Select a cadence. Use best practices, data you collect from your experiments, and ensure you ask people’s opinions on what they would find beneficial. After reviewing the data, pick a rhythm for reviews that works for your organization. Ensure the reasons and expectations are communicated clearly, and that you stick to your new schedule
Consider your options. What will help improve the overall process? Is it clearer communication, automated messages, a shorter amount of questions? Make sure you know what’s preventing you from scaling so you can address it.
Pick the right tool. Once you understand what’s getting in the way, select the right tool to support your change. For example you might consider investing in a platform that supports a culture of feedback while making the process smoother.

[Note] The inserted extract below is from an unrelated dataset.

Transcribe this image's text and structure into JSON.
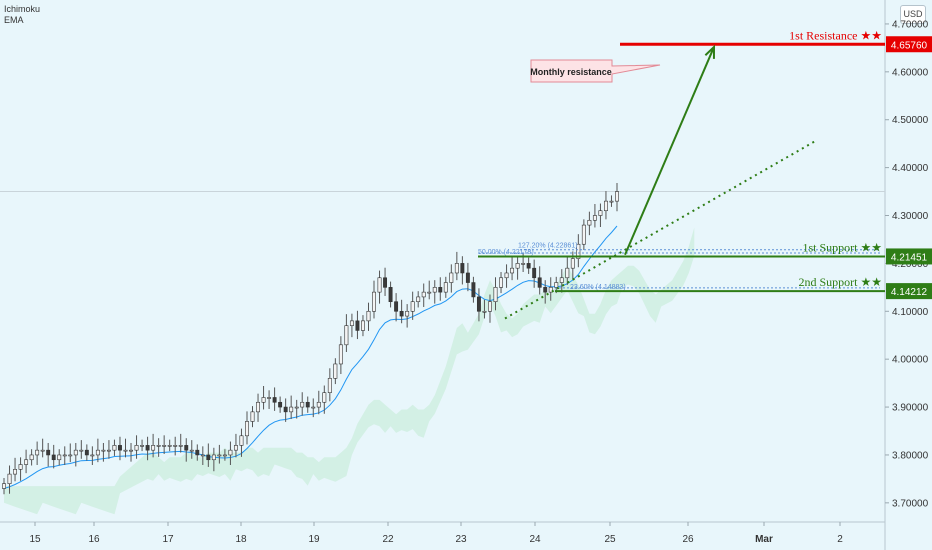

Use your data. When you feel you have the right performance management process, make sure you’re using the information you receive. Use the data to support your learning & development programs and define career paths, and communicate how you’re using it.
What should happen next?
When all is said and done, you want the “right” performance management process to provide added value to everyone involved. If you improve it, you should expect to:
Drive higher engagement rates. With a process that demonstrates added value, people will have better clarity on where they stand. Once they are more engaged, they are more likely to show loyalty and invest more in their jobs. It also means they’re more likely to stay in their roles and envision a career path they will want to take charge of.
Decrease turnover. According to research by Aberdeen, current retention is under the 2 year mark. But if you’re able to gather relevant data from your performance review process, you’ll be able to stay ahead of the curve and course correct issues to ensure higher satisfaction. With a more engaged workforce, turnover will decrease or stagnate, lowering the impact on costs.
Create and maintain a culture of feedback. The performance review should be looked forward to, if people understand how it contributes to their professional growth. By encouraging them to share feedback more regularly, you can help them get accustomed to both giving and receiving it. Once the culture of feedback has been established, people are more likely to take the annual performance review seriously and complete it.
Increase or maintain levels of productivity. When people no longer have to spend hours on a process that isn’t user friendly, they’ll be more able to maintain their productivity in their other tasks. This means the annual performance review has a lower impact on overall productivity.
Encourage everyone to take ownership. The ultimate goal is for people to feel empowered to take ownership of their professional development. If they understand how the performance review can help, they will be more likely to embrace it. Once they can visualize their career path, they will be more engaged, and you’ve successfully created a virtuous circle. In turn, this will deliver a less time consuming and more seamless process for HR.
The resulting positive impact should be felt by all, not just in terms of a satisfied workforce, but also for the business. We believe that if you grow your people you can grow your business, and finding the right performance review process is part of that.